In today’s workplace, we often make pessimistic assumptions about the people we work with even though our ancient preference for pessimism can ruin our workplace relationships. Here are some helpful assumptions.
most people can be trusted with most things
It’s always best to first trust someone and be disappointed, then to mistrust them too soon. In the workplace, most people can be trusted with most things. Only the most sensitive information needs to be protected.
If I believe that someone can’t be trusted, I will hold back information and avoid him. Since we often mirror the behavior of others, he’ll start treating me the same way. Mistrust begets more mistrust and, before you know it, other people will notice our behavior and start mistrusting us. Why, because other people need to decide who they can trust. They need to decide if they can trust me, my coworker or neither of us. If they see mistrust, they’ll likely pick a side or avoid both of us.
most people want to do good work
At one company, I was part of a project to review training programs and determine if any changes were required. The project manager began the kick-off meeting by explaining the steps we were to follow and what would happen if we didn’t complete each step. She frequently name-dropped her VP and emphasized how important the project was to her VP.

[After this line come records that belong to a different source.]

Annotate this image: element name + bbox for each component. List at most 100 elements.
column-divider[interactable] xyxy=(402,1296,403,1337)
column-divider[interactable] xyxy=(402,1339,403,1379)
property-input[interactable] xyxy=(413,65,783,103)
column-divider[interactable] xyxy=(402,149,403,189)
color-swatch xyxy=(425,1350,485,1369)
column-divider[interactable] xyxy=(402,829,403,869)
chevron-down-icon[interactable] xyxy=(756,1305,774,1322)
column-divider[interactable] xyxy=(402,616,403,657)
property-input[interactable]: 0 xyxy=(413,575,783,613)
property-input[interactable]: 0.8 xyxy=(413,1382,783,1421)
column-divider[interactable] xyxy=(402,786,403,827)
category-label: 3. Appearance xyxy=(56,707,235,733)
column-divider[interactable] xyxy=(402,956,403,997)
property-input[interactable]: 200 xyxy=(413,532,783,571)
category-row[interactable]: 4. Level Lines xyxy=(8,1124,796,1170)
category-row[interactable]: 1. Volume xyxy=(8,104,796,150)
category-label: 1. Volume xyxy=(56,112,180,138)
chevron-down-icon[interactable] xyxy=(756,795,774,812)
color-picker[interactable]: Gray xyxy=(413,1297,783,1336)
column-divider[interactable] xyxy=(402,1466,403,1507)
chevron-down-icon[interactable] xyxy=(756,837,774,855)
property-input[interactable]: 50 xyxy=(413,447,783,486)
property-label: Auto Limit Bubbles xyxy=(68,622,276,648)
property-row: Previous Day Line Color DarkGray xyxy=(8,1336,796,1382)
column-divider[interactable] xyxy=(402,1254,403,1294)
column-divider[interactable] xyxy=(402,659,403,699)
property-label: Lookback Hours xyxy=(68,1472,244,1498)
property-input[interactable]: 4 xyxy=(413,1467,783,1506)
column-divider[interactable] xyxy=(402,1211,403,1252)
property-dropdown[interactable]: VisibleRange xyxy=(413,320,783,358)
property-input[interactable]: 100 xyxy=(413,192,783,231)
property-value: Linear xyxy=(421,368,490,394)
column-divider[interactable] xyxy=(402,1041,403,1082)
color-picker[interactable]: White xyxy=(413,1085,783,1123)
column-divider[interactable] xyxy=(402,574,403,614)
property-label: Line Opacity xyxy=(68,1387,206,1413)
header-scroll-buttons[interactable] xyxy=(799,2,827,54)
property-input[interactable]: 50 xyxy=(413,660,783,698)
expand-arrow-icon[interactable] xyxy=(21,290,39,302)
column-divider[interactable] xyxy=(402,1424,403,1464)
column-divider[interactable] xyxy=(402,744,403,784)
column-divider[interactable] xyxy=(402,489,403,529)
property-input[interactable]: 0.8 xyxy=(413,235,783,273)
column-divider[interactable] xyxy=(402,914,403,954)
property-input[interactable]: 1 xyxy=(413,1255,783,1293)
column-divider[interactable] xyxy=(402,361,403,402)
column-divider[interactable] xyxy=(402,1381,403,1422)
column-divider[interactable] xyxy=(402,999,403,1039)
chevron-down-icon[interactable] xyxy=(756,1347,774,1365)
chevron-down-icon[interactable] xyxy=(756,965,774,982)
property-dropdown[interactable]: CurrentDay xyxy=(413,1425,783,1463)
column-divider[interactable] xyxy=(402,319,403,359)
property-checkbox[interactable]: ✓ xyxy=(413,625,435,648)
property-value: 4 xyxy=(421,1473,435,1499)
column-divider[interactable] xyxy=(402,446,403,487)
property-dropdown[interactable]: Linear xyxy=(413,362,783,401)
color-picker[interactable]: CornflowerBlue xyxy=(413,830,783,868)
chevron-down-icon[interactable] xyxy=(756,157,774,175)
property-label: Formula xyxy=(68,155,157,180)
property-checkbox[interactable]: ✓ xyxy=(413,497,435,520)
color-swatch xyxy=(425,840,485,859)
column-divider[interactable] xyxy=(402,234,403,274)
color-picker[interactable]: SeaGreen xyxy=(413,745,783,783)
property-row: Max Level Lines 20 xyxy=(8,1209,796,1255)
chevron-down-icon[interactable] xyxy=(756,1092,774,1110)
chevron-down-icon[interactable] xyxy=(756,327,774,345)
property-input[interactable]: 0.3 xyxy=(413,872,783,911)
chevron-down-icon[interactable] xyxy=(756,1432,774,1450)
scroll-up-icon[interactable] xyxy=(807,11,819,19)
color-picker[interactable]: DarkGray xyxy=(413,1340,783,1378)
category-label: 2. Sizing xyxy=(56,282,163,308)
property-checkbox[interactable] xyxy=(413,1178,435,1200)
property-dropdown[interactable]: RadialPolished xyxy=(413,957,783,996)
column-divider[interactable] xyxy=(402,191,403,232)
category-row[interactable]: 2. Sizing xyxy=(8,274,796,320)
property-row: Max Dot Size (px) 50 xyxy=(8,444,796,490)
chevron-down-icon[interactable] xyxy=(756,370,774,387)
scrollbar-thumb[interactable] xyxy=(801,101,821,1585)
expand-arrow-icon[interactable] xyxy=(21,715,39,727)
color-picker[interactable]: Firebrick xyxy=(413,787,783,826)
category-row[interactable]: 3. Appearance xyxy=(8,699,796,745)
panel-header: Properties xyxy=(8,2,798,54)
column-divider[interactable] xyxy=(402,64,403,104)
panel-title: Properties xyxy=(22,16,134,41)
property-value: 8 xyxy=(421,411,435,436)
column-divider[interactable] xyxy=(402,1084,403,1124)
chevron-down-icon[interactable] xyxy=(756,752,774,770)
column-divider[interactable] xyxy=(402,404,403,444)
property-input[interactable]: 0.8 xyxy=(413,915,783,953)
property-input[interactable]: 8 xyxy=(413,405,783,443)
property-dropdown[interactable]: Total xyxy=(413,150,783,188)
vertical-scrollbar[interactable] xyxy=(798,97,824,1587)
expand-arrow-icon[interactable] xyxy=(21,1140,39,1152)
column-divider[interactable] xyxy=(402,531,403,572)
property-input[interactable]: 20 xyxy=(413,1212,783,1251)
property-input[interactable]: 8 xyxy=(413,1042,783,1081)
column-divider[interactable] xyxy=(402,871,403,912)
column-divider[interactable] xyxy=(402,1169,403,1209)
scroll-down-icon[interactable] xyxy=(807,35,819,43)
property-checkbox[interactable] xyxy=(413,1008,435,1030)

During the meeting, many of us formed the belief that all she really wanted was to show her VP that she could force people to comply with her process. The impact of her behavior was disengagement all around. Throughout the project, we all politely complied with her process. Although changes to the programs could have been made, little was suggested. Even though the outcome was the status quo, the project manager was satisfied with our compliance to her process.
Most people already want to do good work. However, if they believe they won’t be appreciated, they’ll likely do the minimum, as fast as possible, and save their good work for someone who cares.
most people want to get along with others
Very few people are unaffected by workplace conflict. Research shows that nearly all conflict has a negative impact on relationships; you can read about this in an earlier blog. Also, since we are programed to mirror the behavior of others, if people behave negatively toward you, you’ll probably, in a passive or active way, do the same to them; and everyone will likely feel bad about it. But, if you are pleasant and supportive, people will usually act the same way toward you.
take a walk outside the cave
We seldom get what we think we deserve or exactly what we want, but we always get what we create. When I remember that most people are trustworthy, want to do good work and get along, I am able to squash my caveman pessimism and create positive workplace relationships. Although I’ve never had real lions in my workplace, for most of us, it’s perfectly safe to go for a long walk outside of the cave.